Serahkan Rp 1,5 M sambil cium tangan Tami Ondah, Kasatgas Ops Damai Cartenz janji balas kematian Briptu Rudi Agung

MANADO, Westpapuanews.Org — Duka cita keluarga Briptu Rudi Agung di Kelurahan Kopandakan I, Kotamobagu, Sulawesi Utara bertambah haru dengan kehadiran sosok Kasatgas Ops Damai Cartenz, Kombes Pol. Dr. Faizal Ramadhani, S.Sos, S.I.K, M.H, Rabu [20/9] kemarin sebelum upacara pemakaman.

Isak tangis keluarga dan teman-teman almarhum pun pecah saat Faizal Ramadhani menyentuh peti jenazah Briptu Rudi Agung. Pipi Istri Britu Agung, Tami Ondah terlihat basah akibat deraian air mata. “Terima kasih Pak! Terima kasih Pak!”, kata Tami Ondah di sela isak tangisnya.

Kehadiran Faizal Ramadhani di rumah duka seakan memberi kekuatan bagi Tami Ondah, yang merasa kehilangan ditinggal pergi suaminya Briptu Rudi Agung.

Selepas kepergian Briptu Rudi Agung untuk selamanya akibat ditembak mati gerilyawan TPNPB, hati Tami Ondah, yang kini berstatus janda, gundah gulana memikirkan beban berat yang harus dipikulnya sendirian.

Dia harus seorang diri membesarkan putri semata wayang mereka, Shezza Balvya Agung yang kini berusia tiga tahun. Belum lagi, sebagai janda muda, dia sadar akan nasibnya selepas kematian suaminya.

Seperti nasib para janda muda anggota TNI dan Polri di seluruh Indonesia yang selalu menjadi bulan-bulanan rekan-rekan suami mereka setelah sang suami tewas ditembak TPNPB, Tami Ondah sadar, dirinya pasti menjadi rebutan para Ompreng, rekan-rekan Briptu Rudi Agung di jajaran Sat Brimob Polda Sulawesi Utara, bahkan sebelum tanah kuburan suaminya kering.

Apalagi, para Ompreng mendiang suaminya rata-rata terkenal play boy, tiap hari mengkonsumsi kuliner ekstrim seperti Paniki, Anjing, Babi Hutan, Kucing, Ular, Tikus, Monyet, dan gemar minum Cap Tikus [Tuak Enau yang disuling].

Tetapi kesedihan Tami Ondah sedikit terhibur dengan kehadiran Faizal Ramadhani, sosok paling bertanggunjawab atas keselamatan pasukan Satgas Ops Damai Cartenz di Papua.

Nyawa pasukan Satgas Ops Damai Cartenz memang selalu bagai telur di ujung tanduk.
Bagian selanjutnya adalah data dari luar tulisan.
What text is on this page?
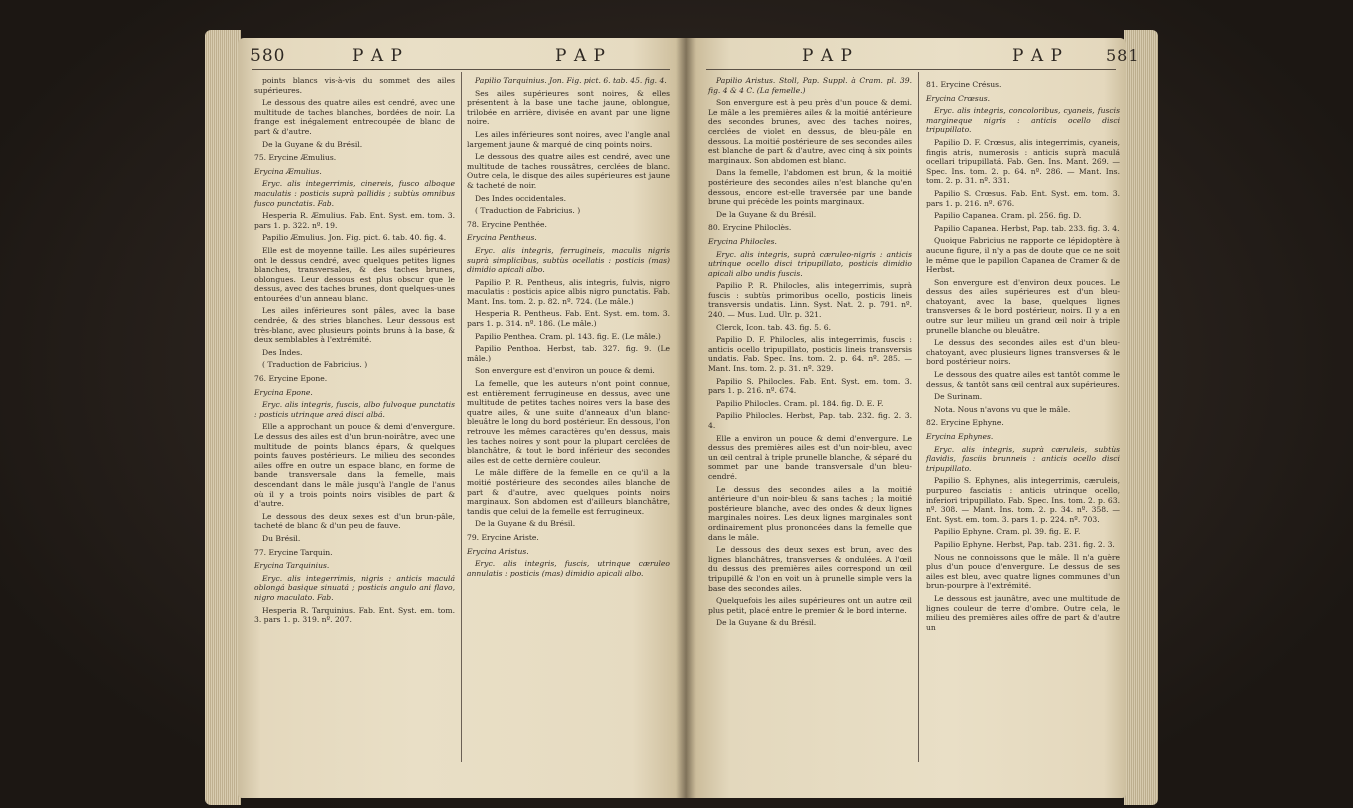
580	P A P	P A P

points blancs vis-à-vis du sommet des ailes supérieures.

Le dessous des quatre ailes est cendré, avec une multitude de taches blanches, bordées de noir. La frange est inégalement entrecoupée de blanc de part & d'autre.

De la Guyane & du Brésil.

75. Erycine Æmulius.

Erycina Æmulius.

Eryc. alis integerrimis, cinereis, fusco alboque maculatis : posticis suprà pallidis ; subtùs omnibus fusco punctatis. Fab.

Hesperia R. Æmulius. Fab. Ent. Syst. em. tom. 3. pars 1. p. 322. nº. 19.

Papilio Æmulius. Jon. Fig. pict. 6. tab. 40. fig. 4.

Elle est de moyenne taille. Les ailes supérieures ont le dessus cendré, avec quelques petites lignes blanches, transversales, & des taches brunes, oblongues. Leur dessous est plus obscur que le dessus, avec des taches brunes, dont quelques-unes entourées d'un anneau blanc.

Les ailes inférieures sont pâles, avec la base cendrée, & des stries blanches. Leur dessous est très-blanc, avec plusieurs points bruns à la base, & deux semblables à l'extrémité.

Des Indes.

( Traduction de Fabricius. )

76. Erycine Epone.

Erycina Epone.

Eryc. alis integris, fuscis, albo fulvoque punctatis : posticis utrinque areá disci albá.

Elle a approchant un pouce & demi d'envergure. Le dessus des ailes est d'un brun-noirâtre, avec une multitude de points blancs épars, & quelques points fauves postérieurs. Le milieu des secondes ailes offre en outre un espace blanc, en forme de bande transversale dans la femelle, mais descendant dans le mâle jusqu'à l'angle de l'anus où il y a trois points noirs visibles de part & d'autre.

Le dessous des deux sexes est d'un brun-pâle, tacheté de blanc & d'un peu de fauve.

Du Brésil.

77. Erycine Tarquin.

Erycina Tarquinius.

Eryc. alis integerrimis, nigris : anticis maculá oblongá basique sinuatá ; posticis angulo ani flavo, nigro maculato. Fab.

Hesperia R. Tarquinius. Fab. Ent. Syst. em. tom. 3. pars 1. p. 319. nº. 207.

Papilio Tarquinius. Jon. Fig. pict. 6. tab. 45. fig. 4.

Ses ailes supérieures sont noires, & elles présentent à la base une tache jaune, oblongue, trilobée en arrière, divisée en avant par une ligne noire.

Les ailes inférieures sont noires, avec l'angle anal largement jaune & marqué de cinq points noirs.

Le dessous des quatre ailes est cendré, avec une multitude de taches roussâtres, cerclées de blanc. Outre cela, le disque des ailes supérieures est jaune & tacheté de noir.

Des Indes occidentales.

( Traduction de Fabricius. )

78. Erycine Penthée.

Erycina Pentheus.

Eryc. alis integris, ferrugineis, maculis nigris suprà simplicibus, subtùs ocellatis : posticis (mas) dimidio apicali albo.

Papilio P. R. Pentheus, alis integris, fulvis, nigro maculatis : posticis apice albis nigro punctatis. Fab. Mant. Ins. tom. 2. p. 82. nº. 724. (Le mâle.)

Hesperia R. Pentheus. Fab. Ent. Syst. em. tom. 3. pars 1. p. 314. nº. 186. (Le mâle.)

Papilio Penthea. Cram. pl. 143. fig. E. (Le mâle.)

Papilio Penthoa. Herbst, tab. 327. fig. 9. (Le mâle.)

Son envergure est d'environ un pouce & demi.

La femelle, que les auteurs n'ont point connue, est entièrement ferrugineuse en dessus, avec une multitude de petites taches noires vers la base des quatre ailes, & une suite d'anneaux d'un blanc-bleuâtre le long du bord postérieur. En dessous, l'on retrouve les mêmes caractères qu'en dessus, mais les taches noires y sont pour la plupart cerclées de blanchâtre, & tout le bord inférieur des secondes ailes est de cette dernière couleur.

Le mâle diffère de la femelle en ce qu'il a la moitié postérieure des secondes ailes blanche de part & d'autre, avec quelques points noirs marginaux. Son abdomen est d'ailleurs blanchâtre, tandis que celui de la femelle est ferrugineux.

De la Guyane & du Brésil.

79. Erycine Ariste.

Erycina Aristus.

Eryc. alis integris, fuscis, utrinque cæruleo annulatis : posticis (mas) dimidio apicali albo.

P A P	P A P	581

Papilio Aristus. Stoll, Pap. Suppl. à Cram. pl. 39. fig. 4 & 4 C. (La femelle.)

Son envergure est à peu près d'un pouce & demi. Le mâle a les premières ailes & la moitié antérieure des secondes brunes, avec des taches noires, cerclées de violet en dessus, de bleu-pâle en dessous. La moitié postérieure de ses secondes ailes est blanche de part & d'autre, avec cinq à six points marginaux. Son abdomen est blanc.

Dans la femelle, l'abdomen est brun, & la moitié postérieure des secondes ailes n'est blanche qu'en dessous, encore est-elle traversée par une bande brune qui précède les points marginaux.

De la Guyane & du Brésil.

80. Erycine Philoclès.

Erycina Philocles.

Eryc. alis integris, suprà cæruleo-nigris : anticis utrinque ocello disci tripupillato, posticis dimidio apicali albo undis fuscis.

Papilio P. R. Philocles, alis integerrimis, suprà fuscis : subtùs primoribus ocello, posticis lineis transversis undatis. Linn. Syst. Nat. 2. p. 791. nº. 240. — Mus. Lud. Ulr. p. 321.

Clerck, Icon. tab. 43. fig. 5. 6.

Papilio D. F. Philocles, alis integerrimis, fuscis : anticis ocello tripupillato, posticis lineis transversis undatis. Fab. Spec. Ins. tom. 2. p. 64. nº. 285. — Mant. Ins. tom. 2. p. 31. nº. 329.

Papilio S. Philocles. Fab. Ent. Syst. em. tom. 3. pars 1. p. 216. nº. 674.

Papilio Philocles. Cram. pl. 184. fig. D. E. F.

Papilio Philocles. Herbst, Pap. tab. 232. fig. 2. 3. 4.

Elle a environ un pouce & demi d'envergure. Le dessus des premières ailes est d'un noir-bleu, avec un œil central à triple prunelle blanche, & séparé du sommet par une bande transversale d'un bleu-cendré.

Le dessus des secondes ailes a la moitié antérieure d'un noir-bleu & sans taches ; la moitié postérieure blanche, avec des ondes & deux lignes marginales noires. Les deux lignes marginales sont ordinairement plus prononcées dans la femelle que dans le mâle.

Le dessous des deux sexes est brun, avec des lignes blanchâtres, transverses & ondulées. A l'œil du dessus des premières ailes correspond un œil tripupillé & l'on en voit un à prunelle simple vers la base des secondes ailes.

Quelquefois les ailes supérieures ont un autre œil plus petit, placé entre le premier & le bord interne.

De la Guyane & du Brésil.

81. Erycine Crésus.

Erycina Crœsus.

Eryc. alis integris, concoloribus, cyaneis, fuscis margineque nigris : anticis ocello disci tripupillato.

Papilio D. F. Crœsus, alis integerrimis, cyaneis, fingis atris, numerosis : anticis suprà maculá ocellari tripupillatá. Fab. Gen. Ins. Mant. 269. — Spec. Ins. tom. 2. p. 64. nº. 286. — Mant. Ins. tom. 2. p. 31. nº. 331.

Papilio S. Crœsus. Fab. Ent. Syst. em. tom. 3. pars 1. p. 216. nº. 676.

Papilio Capanea. Cram. pl. 256. fig. D.

Papilio Capanea. Herbst, Pap. tab. 233. fig. 3. 4.

Quoique Fabricius ne rapporte ce lépidoptère à aucune figure, il n'y a pas de doute que ce ne soit le même que le papillon Capanea de Cramer & de Herbst.

Son envergure est d'environ deux pouces. Le dessus des ailes supérieures est d'un bleu-chatoyant, avec la base, quelques lignes transverses & le bord postérieur, noirs. Il y a en outre sur leur milieu un grand œil noir à triple prunelle blanche ou bleuâtre.

Le dessus des secondes ailes est d'un bleu-chatoyant, avec plusieurs lignes transverses & le bord postérieur noirs.

Le dessous des quatre ailes est tantôt comme le dessus, & tantôt sans œil central aux supérieures.

De Surinam.

Nota. Nous n'avons vu que le mâle.

82. Erycine Ephyne.

Erycina Ephynes.

Eryc. alis integris, suprà cæruleis, subtùs flavidis, fasciis brunneis : anticis ocello disci tripupillato.

Papilio S. Ephynes, alis integerrimis, cæruleis, purpureo fasciatis : anticis utrinque ocello, inferiori tripupillato. Fab. Spec. Ins. tom. 2. p. 63. nº. 308. — Mant. Ins. tom. 2. p. 34. nº. 358. — Ent. Syst. em. tom. 3. pars 1. p. 224. nº. 703.

Papilio Ephyne. Cram. pl. 39. fig. E. F.

Papilio Ephyne. Herbst, Pap. tab. 231. fig. 2. 3.

Nous ne connoissons que le mâle. Il n'a guère plus d'un pouce d'envergure. Le dessus de ses ailes est bleu, avec quatre lignes communes d'un brun-pourpre à l'extrémité.

Le dessous est jaunâtre, avec une multitude de lignes couleur de terre d'ombre. Outre cela, le milieu des premières ailes offre de part & d'autre un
Kondisinya labil, kapan saja bisa jatuh dan pecah.

Agar “telur tidak terjatuh dan pecah”, sosok Faisal Ramadhani, yang tidak hanya memiliki kemampuan tempur karena berlatar prajurit, tetapi juga memiliki kemampuan akademik yang baik, memang diperlukan untuk keperluan propaganda dan manipulasi informasi.

Sebagai komplotan bandit bersenjata berkedok Tentara Nasional dan Polisi Republik yang dikelola mirip Privat Military Company [PMC] atau Tentara Bayaran oleh rezim Fasis Indonesia, mereka kapan saja bisa ditembak TPNPB yang selalu setia menjaga tanah air West Papua sejak dicaplok paksa Indonesia dengan bantuan Amerika, Belanda dan PBB pada 1 Mei 1963.

Faizal Ramadhani membawa tiga titipan Kapolri Jenderal Polisi Listyo Sigit Prabowo untuk keluarga Briptu Rudi Agung. Pertama, Kapolri telah menaikan pangkat Briptu Rudi Agung, sebagai penghargaan atas kesetiaannya [sampai mati] menjaga keselamatan imigran Indonesia di Kabupaten Pegunungan Bintang. Ia mendapatkan kenaikan pangkat luar biasa dari Brigadir Satu menjadi Brigadir Polisi Anumerta.

Sebelumnya, pengumuman kenaikan pangkat Rudi Agung dari Briptu ke Brigpol Anumerta telah disampaikan Kapolda Sulawesi Utara, Irjen Pol Setyo Budiyanto, saat Satgas Ops Damai Cartenz menyerahkan jenazah Briptu Rudi Agung kepada Polda Sulawesi Utara di Bandara Sam Ratulangi Manado.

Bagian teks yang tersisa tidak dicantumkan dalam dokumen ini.